When James was a toddler, the story was much the same. While I sometimes worried about him, wanting to make sure he met his "milestones" when he should, there still weren't many problems. He was easy to discipline and listened exceptionally well. The terrible twos were markedly mild, and on the whole the threes have been fairly uneventful.

But now, my little one, my first born, is swiftly changing from toddler in to boy. Sometimes I'm shocked at how much of a little personality he has--how grown up he seems. And then I realize, it's just that he's not a baby anymore. And I think we're both having some problems with the transition.

A month or so ago, James started changing in a way I didn't like at all. He has become increasingly moody, lazy, and disinterested in the world around him. It's like pulling teeth to get him to play with a toy, and he can quite often be found brooding on the couch, thumb in mouth, pouting that he can't watch TV.

Initially I chalked this up to my own lack of energy in the preceding months. I wasn't the same Mommy I used to be from August to October. We didn't do nearly as much as normal, because I was having severe, all day "morning" sickness. We did a lot more sitting in the grass reading books than we did running around the park. I thought once I started feeling better and got us out of the house more, he'd snap out of it.

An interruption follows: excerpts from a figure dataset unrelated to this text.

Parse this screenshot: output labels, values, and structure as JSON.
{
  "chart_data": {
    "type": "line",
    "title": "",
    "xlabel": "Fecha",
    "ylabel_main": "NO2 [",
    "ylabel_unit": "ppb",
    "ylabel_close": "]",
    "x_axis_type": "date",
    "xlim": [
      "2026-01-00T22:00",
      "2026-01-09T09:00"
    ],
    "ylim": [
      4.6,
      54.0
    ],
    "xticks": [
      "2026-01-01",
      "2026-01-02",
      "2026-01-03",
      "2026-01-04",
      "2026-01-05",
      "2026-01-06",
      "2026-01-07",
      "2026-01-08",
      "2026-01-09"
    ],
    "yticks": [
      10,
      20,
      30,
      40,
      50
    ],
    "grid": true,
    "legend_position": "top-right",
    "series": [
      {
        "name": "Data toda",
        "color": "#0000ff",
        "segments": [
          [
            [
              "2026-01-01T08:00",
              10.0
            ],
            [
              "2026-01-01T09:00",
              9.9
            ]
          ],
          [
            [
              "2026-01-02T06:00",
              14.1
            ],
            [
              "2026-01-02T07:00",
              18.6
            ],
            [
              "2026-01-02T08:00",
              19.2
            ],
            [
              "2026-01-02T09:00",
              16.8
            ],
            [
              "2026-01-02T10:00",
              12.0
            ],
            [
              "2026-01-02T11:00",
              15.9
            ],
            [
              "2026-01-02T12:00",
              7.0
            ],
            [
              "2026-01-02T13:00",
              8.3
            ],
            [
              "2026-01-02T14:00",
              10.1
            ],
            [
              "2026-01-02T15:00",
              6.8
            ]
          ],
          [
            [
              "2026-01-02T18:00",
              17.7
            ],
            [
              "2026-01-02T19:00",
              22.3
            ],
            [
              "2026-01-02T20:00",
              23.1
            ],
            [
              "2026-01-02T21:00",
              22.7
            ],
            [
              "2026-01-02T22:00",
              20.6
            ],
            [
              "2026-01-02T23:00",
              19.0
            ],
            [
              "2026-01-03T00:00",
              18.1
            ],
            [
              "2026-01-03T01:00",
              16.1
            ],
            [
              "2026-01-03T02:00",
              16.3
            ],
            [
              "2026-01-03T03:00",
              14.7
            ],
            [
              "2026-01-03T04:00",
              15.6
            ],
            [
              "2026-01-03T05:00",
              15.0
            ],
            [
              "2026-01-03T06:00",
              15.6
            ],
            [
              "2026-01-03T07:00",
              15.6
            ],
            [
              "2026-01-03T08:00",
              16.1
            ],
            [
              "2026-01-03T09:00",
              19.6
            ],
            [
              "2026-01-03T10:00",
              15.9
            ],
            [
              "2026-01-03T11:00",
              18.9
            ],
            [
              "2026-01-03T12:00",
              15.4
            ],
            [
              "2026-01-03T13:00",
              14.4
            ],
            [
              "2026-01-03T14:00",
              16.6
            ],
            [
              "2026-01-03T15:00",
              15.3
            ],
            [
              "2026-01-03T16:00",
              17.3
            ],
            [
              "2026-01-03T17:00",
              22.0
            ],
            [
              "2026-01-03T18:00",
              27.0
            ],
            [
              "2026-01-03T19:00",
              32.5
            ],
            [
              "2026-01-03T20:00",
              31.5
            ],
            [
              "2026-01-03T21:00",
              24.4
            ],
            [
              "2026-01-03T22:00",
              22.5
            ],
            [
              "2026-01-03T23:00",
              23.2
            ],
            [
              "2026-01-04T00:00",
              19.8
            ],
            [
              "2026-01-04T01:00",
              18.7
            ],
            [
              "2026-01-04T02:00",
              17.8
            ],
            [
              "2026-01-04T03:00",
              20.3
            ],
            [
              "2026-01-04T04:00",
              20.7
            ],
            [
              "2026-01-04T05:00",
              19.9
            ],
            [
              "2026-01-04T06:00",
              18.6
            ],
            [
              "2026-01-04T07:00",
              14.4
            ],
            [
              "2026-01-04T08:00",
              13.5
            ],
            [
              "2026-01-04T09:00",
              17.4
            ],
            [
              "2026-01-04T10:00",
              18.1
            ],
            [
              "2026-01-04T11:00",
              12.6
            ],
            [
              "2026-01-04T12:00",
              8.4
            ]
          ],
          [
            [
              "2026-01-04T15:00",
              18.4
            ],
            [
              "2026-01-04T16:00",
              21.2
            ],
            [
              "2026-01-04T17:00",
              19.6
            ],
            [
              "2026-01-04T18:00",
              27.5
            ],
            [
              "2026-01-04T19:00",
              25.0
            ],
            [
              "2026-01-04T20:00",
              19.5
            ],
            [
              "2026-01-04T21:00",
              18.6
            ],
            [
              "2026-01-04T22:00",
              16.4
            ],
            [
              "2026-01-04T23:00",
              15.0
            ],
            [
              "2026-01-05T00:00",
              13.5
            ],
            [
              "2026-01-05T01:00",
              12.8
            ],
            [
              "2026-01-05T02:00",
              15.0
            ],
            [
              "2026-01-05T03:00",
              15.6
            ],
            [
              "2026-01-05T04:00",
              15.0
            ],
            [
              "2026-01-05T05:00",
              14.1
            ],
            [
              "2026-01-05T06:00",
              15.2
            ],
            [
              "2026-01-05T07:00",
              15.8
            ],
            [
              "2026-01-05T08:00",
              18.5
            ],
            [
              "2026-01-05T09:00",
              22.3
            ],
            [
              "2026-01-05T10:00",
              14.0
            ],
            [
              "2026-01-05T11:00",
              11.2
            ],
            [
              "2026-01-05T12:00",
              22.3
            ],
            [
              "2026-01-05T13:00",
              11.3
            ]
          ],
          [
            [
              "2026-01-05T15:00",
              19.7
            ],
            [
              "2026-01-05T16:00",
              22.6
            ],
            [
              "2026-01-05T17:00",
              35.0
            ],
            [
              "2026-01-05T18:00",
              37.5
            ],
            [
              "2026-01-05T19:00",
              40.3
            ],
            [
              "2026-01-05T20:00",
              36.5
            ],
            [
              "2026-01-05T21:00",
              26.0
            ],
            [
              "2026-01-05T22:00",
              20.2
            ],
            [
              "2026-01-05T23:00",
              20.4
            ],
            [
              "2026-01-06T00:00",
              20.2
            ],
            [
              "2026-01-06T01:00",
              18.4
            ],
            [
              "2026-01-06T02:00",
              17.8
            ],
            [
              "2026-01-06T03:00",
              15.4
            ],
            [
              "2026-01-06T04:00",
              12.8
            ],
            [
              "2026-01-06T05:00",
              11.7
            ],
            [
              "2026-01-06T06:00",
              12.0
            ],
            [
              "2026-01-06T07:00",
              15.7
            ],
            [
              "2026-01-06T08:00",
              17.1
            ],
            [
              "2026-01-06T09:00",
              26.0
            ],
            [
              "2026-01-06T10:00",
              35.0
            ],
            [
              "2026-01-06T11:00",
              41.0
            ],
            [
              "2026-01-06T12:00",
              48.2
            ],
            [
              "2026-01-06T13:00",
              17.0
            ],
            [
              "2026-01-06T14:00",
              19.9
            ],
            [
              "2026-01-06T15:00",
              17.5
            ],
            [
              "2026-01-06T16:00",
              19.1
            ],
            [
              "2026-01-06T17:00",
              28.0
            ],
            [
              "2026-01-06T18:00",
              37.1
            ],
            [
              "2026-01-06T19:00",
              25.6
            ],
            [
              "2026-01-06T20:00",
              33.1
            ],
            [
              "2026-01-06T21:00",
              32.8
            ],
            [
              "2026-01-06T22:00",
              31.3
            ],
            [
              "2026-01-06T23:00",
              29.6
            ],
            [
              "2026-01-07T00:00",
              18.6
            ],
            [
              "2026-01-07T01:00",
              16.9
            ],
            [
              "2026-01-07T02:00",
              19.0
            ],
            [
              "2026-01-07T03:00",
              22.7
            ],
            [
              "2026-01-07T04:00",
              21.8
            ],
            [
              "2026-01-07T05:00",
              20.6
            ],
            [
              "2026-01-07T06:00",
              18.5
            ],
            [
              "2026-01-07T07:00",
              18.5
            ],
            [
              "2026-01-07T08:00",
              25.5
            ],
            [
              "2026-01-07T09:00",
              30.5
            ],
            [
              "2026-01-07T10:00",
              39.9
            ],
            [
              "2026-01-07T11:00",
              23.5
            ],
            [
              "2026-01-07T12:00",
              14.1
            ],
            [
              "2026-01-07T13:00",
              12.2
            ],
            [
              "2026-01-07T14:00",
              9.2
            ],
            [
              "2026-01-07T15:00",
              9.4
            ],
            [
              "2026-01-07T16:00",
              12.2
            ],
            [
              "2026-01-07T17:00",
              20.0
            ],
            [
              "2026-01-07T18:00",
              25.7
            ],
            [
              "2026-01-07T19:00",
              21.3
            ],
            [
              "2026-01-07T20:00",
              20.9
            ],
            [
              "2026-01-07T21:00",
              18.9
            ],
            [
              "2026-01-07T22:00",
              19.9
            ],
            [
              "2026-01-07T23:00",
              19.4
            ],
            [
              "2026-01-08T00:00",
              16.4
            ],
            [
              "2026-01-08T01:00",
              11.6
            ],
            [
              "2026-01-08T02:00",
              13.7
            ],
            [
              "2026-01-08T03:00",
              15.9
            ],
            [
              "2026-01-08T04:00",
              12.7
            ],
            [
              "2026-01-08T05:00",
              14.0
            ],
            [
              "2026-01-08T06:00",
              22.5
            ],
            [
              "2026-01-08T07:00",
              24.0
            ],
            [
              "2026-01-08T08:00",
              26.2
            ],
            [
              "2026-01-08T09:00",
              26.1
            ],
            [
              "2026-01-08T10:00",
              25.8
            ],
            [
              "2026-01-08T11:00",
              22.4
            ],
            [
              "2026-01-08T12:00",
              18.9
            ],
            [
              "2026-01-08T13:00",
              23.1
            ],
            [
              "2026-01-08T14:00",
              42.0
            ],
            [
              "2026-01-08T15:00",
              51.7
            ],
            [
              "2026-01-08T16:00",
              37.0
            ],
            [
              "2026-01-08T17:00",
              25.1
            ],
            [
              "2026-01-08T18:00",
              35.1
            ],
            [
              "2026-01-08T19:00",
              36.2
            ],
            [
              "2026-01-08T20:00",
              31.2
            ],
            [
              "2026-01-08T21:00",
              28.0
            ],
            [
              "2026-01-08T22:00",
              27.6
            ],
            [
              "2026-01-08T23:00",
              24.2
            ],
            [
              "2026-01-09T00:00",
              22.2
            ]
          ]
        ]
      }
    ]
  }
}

The opposite has been true. The problem was exacerbated when my husband introduced him to his XBox. This was a terrible choice for a child that's already obsessed with sitting on the couch; I wish I would have protested it. But, I must be honest, it was nice to see a spark of happiness in his eyes, and it was terribly cute how excited he got to play "Lego the Company," (as he calls the Lego: Indiana Jones video game his dad gave him to play).

Video games have now become an obsession. I've been setting limits and denying him, but our days are peppered with requests to play the game. I spend more time thinking of other things for him to do than I ever have before. I feel like we're sinking, and I'm afraid I don't know the way out of this hole. His moodiness has gotten worse, and it's hard to get him out of his little fog of electronic bliss. He doesn't even get excited to see his grandparents anymore--and they're the kind that hide candy in your pockets and bring you toys every time they visit.

I was thinking last night, as I lay in bed worrying about this problem, that this is our first real "big boy" struggle. He's developing distinct interests, and problems like this are bound to come up again. I'm not always going to like how he chooses to spend his time, and I have a feeling we'll spend quite a bit of time struggling over it.

For now, I'll keep denying and keep trying to get him interested in less reclusive activities. But I think both of us have a long road before we totally figure this out. We start ice skating lessons on Saturday, and he's getting a slew of actual Legos and other real toys for his birthday on Sunday. I'm hoping something catches his interest and helps me wean him from his video game addiction.

I'm definitely open to suggestions. But please, curb the judging on why I let my 4-year-old play video games in the first place. I'm still trying to figure out why I let that happen.